The main rule you should know — never use data you train on to measure the quality of your model . The trick is to split all your data into training and validation parts.

Below you will find several ways to validate a model.

a) Holdout scheme:

  1. Split train data into two parts: partA and partB .

  2. Fit the model on partA , predict for partB .

  3. Use predictions for partB for estimating model quality. Find such hyper-parameters, that quality on partB is maximized.

b) K-Fold scheme:

  1. Split train data into K folds.

  2. Iterate though each fold: retrain the model on all folds except current fold, predict for the current fold.

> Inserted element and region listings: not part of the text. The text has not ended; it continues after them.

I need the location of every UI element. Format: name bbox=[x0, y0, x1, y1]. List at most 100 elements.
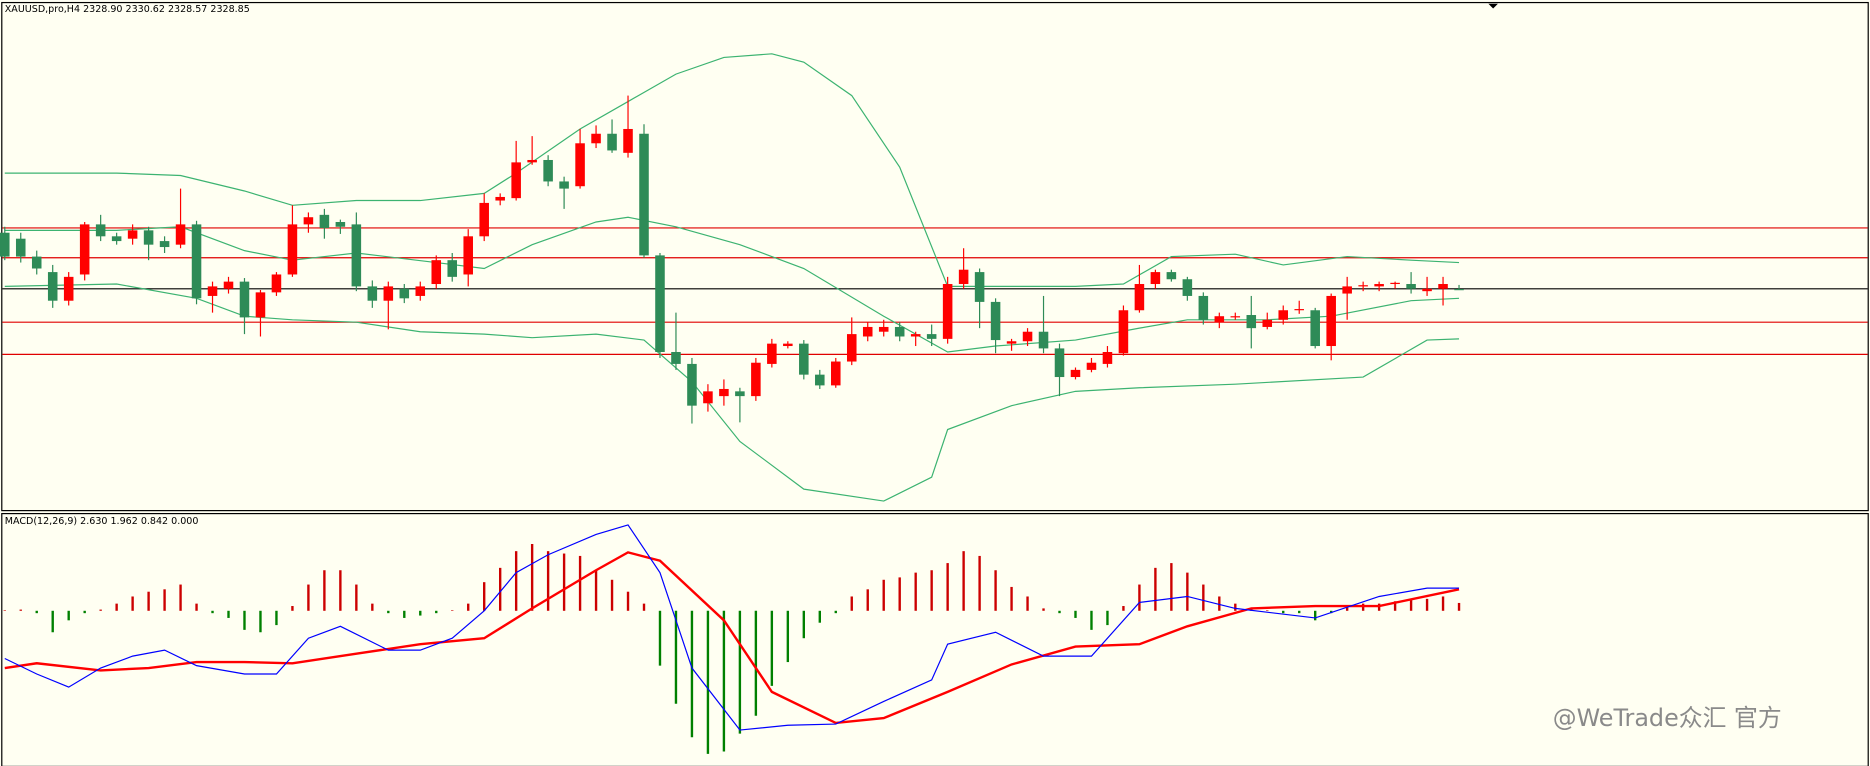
watermark: @WeTrade众汇 官方 bbox=[1553, 704, 1782, 732]
candle-body bbox=[687, 363, 697, 406]
candle-body bbox=[111, 236, 122, 242]
symbol-header: XAUUSD,pro,H4 2328.90 2330.62 2328.57 23… bbox=[5, 4, 250, 15]
candle-body bbox=[1038, 331, 1049, 349]
candle-body bbox=[415, 286, 426, 296]
candle-body bbox=[511, 162, 521, 199]
candle-body bbox=[1438, 284, 1448, 289]
candle-body bbox=[495, 196, 505, 201]
candle-body bbox=[990, 301, 1001, 341]
candle-body bbox=[767, 343, 777, 364]
candle-body bbox=[1406, 284, 1416, 289]
candle-body bbox=[351, 224, 362, 287]
shift-marker[interactable] bbox=[1488, 3, 1498, 9]
candle-body bbox=[1358, 285, 1368, 287]
candle-body bbox=[894, 326, 905, 337]
candle-body bbox=[463, 236, 473, 275]
candle-body bbox=[479, 202, 489, 237]
candle-body bbox=[15, 238, 26, 257]
candle-body bbox=[735, 391, 745, 397]
candle-body bbox=[1262, 319, 1273, 327]
candle-body bbox=[175, 224, 186, 245]
candle-body bbox=[575, 143, 585, 187]
candle-body bbox=[1294, 309, 1304, 311]
indicator-line bbox=[4, 524, 1460, 731]
candle-body bbox=[1454, 289, 1464, 291]
candle-body bbox=[1182, 279, 1193, 296]
candle-body bbox=[1198, 295, 1209, 320]
candle-body bbox=[383, 286, 394, 301]
candle-body bbox=[527, 159, 537, 163]
candle-body bbox=[303, 217, 314, 225]
candle-body bbox=[1054, 348, 1065, 378]
candle-body bbox=[815, 374, 825, 386]
candle-body bbox=[974, 272, 985, 302]
candle-body bbox=[1310, 310, 1320, 347]
candle-body bbox=[1342, 286, 1352, 294]
indicator-line bbox=[4, 283, 1460, 502]
candle-body bbox=[719, 388, 729, 397]
candle-body bbox=[127, 230, 138, 239]
candle-body bbox=[751, 362, 761, 397]
candle-body bbox=[1390, 282, 1400, 285]
candle-body bbox=[223, 281, 234, 289]
candle-body bbox=[1134, 284, 1145, 311]
candle-body bbox=[143, 230, 154, 245]
candle-body bbox=[878, 326, 889, 332]
candle-body bbox=[271, 274, 282, 293]
candle-body bbox=[607, 133, 617, 151]
candle-body bbox=[862, 326, 873, 337]
candle-body bbox=[239, 281, 250, 318]
candle-body bbox=[1166, 272, 1177, 280]
candle-body bbox=[287, 224, 298, 275]
candle-body bbox=[207, 286, 218, 296]
candle-body bbox=[191, 224, 202, 299]
indicator-line bbox=[4, 53, 1460, 287]
candle-body bbox=[671, 351, 681, 364]
candle-body bbox=[1150, 272, 1161, 285]
candle-body bbox=[1022, 331, 1033, 342]
candle-body bbox=[1246, 315, 1257, 329]
candle-body bbox=[79, 224, 90, 275]
candle-body bbox=[831, 361, 841, 386]
candle-body bbox=[47, 272, 58, 301]
candle-body bbox=[1086, 362, 1097, 370]
candle-body bbox=[159, 241, 170, 248]
indicator-line bbox=[4, 551, 1460, 725]
candle-body bbox=[1374, 284, 1384, 287]
candle-body bbox=[0, 232, 10, 257]
candle-body bbox=[623, 128, 633, 153]
candle-body bbox=[942, 284, 953, 339]
candle-body bbox=[95, 224, 106, 237]
candle-body bbox=[447, 260, 458, 277]
plot-layer bbox=[0, 53, 1868, 754]
candle-body bbox=[1422, 288, 1432, 292]
candle-body bbox=[31, 256, 42, 269]
candle-body bbox=[1326, 295, 1336, 347]
candle-body bbox=[703, 391, 713, 404]
candle-body bbox=[431, 260, 442, 285]
candle-body bbox=[1230, 316, 1241, 318]
candle-body bbox=[1278, 310, 1289, 320]
candle-body bbox=[255, 292, 266, 318]
candle-body bbox=[1070, 369, 1081, 378]
price-panel-frame bbox=[1, 1, 1869, 512]
candle-body bbox=[655, 255, 665, 352]
candle-body bbox=[783, 343, 793, 347]
candle-body bbox=[958, 269, 969, 285]
macd-header: MACD(12,26,9) 2.630 1.962 0.842 0.000 bbox=[5, 516, 199, 527]
candle-body bbox=[799, 343, 809, 375]
candle-body bbox=[63, 276, 74, 301]
candle-body bbox=[543, 159, 553, 182]
candle-body bbox=[399, 288, 410, 299]
candle-body bbox=[319, 214, 330, 228]
macd-panel-frame bbox=[1, 512, 1869, 766]
candle-body bbox=[1214, 316, 1225, 323]
candle-body bbox=[1118, 310, 1129, 354]
candle-body bbox=[1006, 341, 1017, 344]
candle-body bbox=[910, 334, 921, 337]
candle-body bbox=[591, 133, 601, 144]
candle-body bbox=[367, 286, 378, 301]
candle-body bbox=[639, 133, 649, 256]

  3. Use the predictions to calculate quality on each fold. Find such hyper-parameters, that quality on each fold is maximized. You can also estimate mean and variance of the loss. This is very helpful in order to understand significance of improvement.

c) LOO (Leave-One-Out) scheme:

  1. Iterate over samples: retrain the model on all samples except current sample, predict for the current sample. You will need to retrain the model N times (if N is the number of samples in the dataset).

  2. In the end you will get LOO predictions for every sample in the trainset and can calculate loss.

Notice, that these are validation schemes are supposed to be used to estimate quality of the model. When you found the right hyper-parameters and want to get test predictions don't forget to retrain your model using all training data.